"General-purpose large models lack specialized knowledge in specific domains, which necessitates training industry-specific large models that are closely integrated with business systems to achieve actionable intelligent applications. Additionally, many enterprises have proprietary data that cannot be disclosed externally, such as customer information and interaction behavior in finance and healthcare. Therefore, there is a need for private training and localized deployment of large models.
"The models require further stratification, such as L0-L1-L2 levels, progressing from basic models to vertical models and eventually to domain experts, in order to gradually enhance specialization. Vertical domain models involve the incorporation of specific training data, accounting for about 10-15% of the pre-training ratio, to produce industry-specific large models.
1. High Cost-Effectiveness
Industry-specific large models can achieve better performance based on smaller parameter models through relatively low-cost retraining or fine-tuning.

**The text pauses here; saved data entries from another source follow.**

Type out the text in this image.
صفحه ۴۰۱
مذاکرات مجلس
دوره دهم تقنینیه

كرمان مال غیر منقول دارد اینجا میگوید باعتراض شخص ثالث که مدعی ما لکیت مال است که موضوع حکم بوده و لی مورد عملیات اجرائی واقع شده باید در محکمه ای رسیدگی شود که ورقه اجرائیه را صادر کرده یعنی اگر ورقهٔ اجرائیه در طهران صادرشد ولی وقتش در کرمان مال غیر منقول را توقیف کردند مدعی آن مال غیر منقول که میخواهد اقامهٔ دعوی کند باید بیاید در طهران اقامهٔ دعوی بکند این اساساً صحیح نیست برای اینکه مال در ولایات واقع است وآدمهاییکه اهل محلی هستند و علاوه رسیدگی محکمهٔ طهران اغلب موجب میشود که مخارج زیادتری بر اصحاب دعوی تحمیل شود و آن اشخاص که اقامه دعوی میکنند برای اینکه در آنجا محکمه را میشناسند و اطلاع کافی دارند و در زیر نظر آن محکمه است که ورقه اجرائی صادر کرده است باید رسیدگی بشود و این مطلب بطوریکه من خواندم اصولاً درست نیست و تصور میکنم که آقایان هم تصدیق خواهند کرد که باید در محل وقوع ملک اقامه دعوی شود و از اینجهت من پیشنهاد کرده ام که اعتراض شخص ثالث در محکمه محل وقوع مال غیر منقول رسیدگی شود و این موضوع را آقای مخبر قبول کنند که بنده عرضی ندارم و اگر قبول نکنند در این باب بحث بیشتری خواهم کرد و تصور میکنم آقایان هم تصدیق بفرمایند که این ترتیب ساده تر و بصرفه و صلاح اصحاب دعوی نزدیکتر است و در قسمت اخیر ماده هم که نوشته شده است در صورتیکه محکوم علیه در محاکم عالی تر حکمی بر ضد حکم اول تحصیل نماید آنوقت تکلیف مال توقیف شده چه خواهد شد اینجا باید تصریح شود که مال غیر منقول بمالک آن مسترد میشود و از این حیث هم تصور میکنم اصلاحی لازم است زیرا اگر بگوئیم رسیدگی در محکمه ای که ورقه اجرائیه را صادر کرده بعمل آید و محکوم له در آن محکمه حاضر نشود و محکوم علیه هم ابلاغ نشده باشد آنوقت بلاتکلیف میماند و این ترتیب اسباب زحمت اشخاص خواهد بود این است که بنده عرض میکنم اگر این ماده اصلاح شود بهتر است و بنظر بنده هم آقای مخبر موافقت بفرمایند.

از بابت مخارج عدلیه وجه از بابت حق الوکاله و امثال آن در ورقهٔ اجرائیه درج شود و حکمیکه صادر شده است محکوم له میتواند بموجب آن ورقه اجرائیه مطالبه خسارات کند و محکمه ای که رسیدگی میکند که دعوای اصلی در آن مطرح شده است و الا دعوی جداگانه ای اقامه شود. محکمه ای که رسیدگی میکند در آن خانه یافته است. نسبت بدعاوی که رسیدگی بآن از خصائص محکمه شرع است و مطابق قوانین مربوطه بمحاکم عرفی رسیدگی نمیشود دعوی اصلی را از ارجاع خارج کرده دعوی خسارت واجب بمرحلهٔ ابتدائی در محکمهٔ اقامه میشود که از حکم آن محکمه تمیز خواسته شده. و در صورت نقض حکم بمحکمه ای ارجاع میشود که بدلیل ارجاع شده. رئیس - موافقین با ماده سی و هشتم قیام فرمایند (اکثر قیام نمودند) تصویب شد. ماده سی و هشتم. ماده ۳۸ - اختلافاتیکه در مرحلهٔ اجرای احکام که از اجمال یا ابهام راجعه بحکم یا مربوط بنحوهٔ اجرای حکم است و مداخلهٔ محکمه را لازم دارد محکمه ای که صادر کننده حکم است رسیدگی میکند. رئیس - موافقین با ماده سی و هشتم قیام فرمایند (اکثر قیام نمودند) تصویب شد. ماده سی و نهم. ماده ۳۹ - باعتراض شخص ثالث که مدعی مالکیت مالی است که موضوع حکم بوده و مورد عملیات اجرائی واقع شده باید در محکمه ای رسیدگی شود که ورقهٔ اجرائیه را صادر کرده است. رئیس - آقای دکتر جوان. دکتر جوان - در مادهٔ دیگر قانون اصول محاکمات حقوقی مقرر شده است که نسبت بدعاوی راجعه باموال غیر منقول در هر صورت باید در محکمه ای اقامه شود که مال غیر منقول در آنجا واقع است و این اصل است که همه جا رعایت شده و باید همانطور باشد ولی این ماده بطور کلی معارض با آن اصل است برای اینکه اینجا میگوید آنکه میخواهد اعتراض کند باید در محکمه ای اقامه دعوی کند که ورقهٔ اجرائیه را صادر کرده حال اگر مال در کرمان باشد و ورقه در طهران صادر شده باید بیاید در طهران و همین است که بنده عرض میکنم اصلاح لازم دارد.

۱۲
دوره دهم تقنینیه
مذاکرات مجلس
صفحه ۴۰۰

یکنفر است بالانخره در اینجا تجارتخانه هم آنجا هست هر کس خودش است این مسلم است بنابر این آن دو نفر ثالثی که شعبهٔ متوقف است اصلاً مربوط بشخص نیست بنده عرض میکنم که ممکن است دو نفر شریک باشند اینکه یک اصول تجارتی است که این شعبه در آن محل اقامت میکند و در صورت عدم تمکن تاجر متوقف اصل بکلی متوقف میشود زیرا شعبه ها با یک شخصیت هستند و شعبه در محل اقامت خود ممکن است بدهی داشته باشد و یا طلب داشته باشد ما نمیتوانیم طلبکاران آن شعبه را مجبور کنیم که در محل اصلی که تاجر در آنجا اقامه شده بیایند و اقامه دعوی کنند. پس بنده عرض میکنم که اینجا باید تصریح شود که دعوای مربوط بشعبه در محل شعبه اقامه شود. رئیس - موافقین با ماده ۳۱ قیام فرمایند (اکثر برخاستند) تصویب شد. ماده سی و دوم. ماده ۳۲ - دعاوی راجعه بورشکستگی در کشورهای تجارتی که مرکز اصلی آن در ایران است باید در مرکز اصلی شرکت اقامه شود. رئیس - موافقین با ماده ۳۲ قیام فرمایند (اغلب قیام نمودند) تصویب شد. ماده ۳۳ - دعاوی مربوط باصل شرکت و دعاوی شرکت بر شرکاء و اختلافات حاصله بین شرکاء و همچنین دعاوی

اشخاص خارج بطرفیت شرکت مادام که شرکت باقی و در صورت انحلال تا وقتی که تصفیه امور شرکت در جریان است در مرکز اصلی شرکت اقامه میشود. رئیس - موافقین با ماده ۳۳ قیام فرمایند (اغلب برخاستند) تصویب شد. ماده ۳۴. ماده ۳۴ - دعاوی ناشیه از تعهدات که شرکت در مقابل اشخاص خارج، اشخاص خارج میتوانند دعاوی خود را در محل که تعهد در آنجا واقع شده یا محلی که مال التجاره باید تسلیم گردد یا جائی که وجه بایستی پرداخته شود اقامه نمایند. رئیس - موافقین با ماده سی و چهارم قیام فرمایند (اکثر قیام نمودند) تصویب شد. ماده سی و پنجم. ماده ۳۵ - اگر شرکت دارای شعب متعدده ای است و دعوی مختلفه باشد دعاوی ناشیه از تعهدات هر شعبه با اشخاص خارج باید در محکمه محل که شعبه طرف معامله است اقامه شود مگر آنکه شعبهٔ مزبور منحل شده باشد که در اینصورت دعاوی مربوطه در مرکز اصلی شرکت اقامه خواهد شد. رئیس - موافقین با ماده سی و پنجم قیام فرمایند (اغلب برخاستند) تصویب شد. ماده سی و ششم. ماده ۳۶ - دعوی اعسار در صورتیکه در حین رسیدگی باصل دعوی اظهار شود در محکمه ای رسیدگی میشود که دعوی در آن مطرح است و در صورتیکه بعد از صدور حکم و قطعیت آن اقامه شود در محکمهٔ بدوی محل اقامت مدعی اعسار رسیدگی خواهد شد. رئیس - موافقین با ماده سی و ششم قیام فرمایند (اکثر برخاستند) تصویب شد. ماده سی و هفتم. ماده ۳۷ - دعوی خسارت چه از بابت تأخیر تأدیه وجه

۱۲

Industry-specific large models with parameter counts in the billions to tens of billions are currently the mainstream choice, significantly saving development costs compared to general-purpose large models, which often exceed hundreds of billions of parameters.
2. Customizable Specialization
Industry-specific large models can be developed based on open-source models, allowing for adjustments to model structure and parameters as needed to better fit personalized application requirements.
Through the Model-as-a-Service (MaaS) approach, organizations can quickly select suitable models from various options available on the platform, including initial versions of industry-specific large models already developed by vendors.
3. Data Security and Control
Industry-specific large models can be deployed privately, enabling organizations to utilize proprietary data more confidently to enhance application effectiveness while reducing concerns about data security.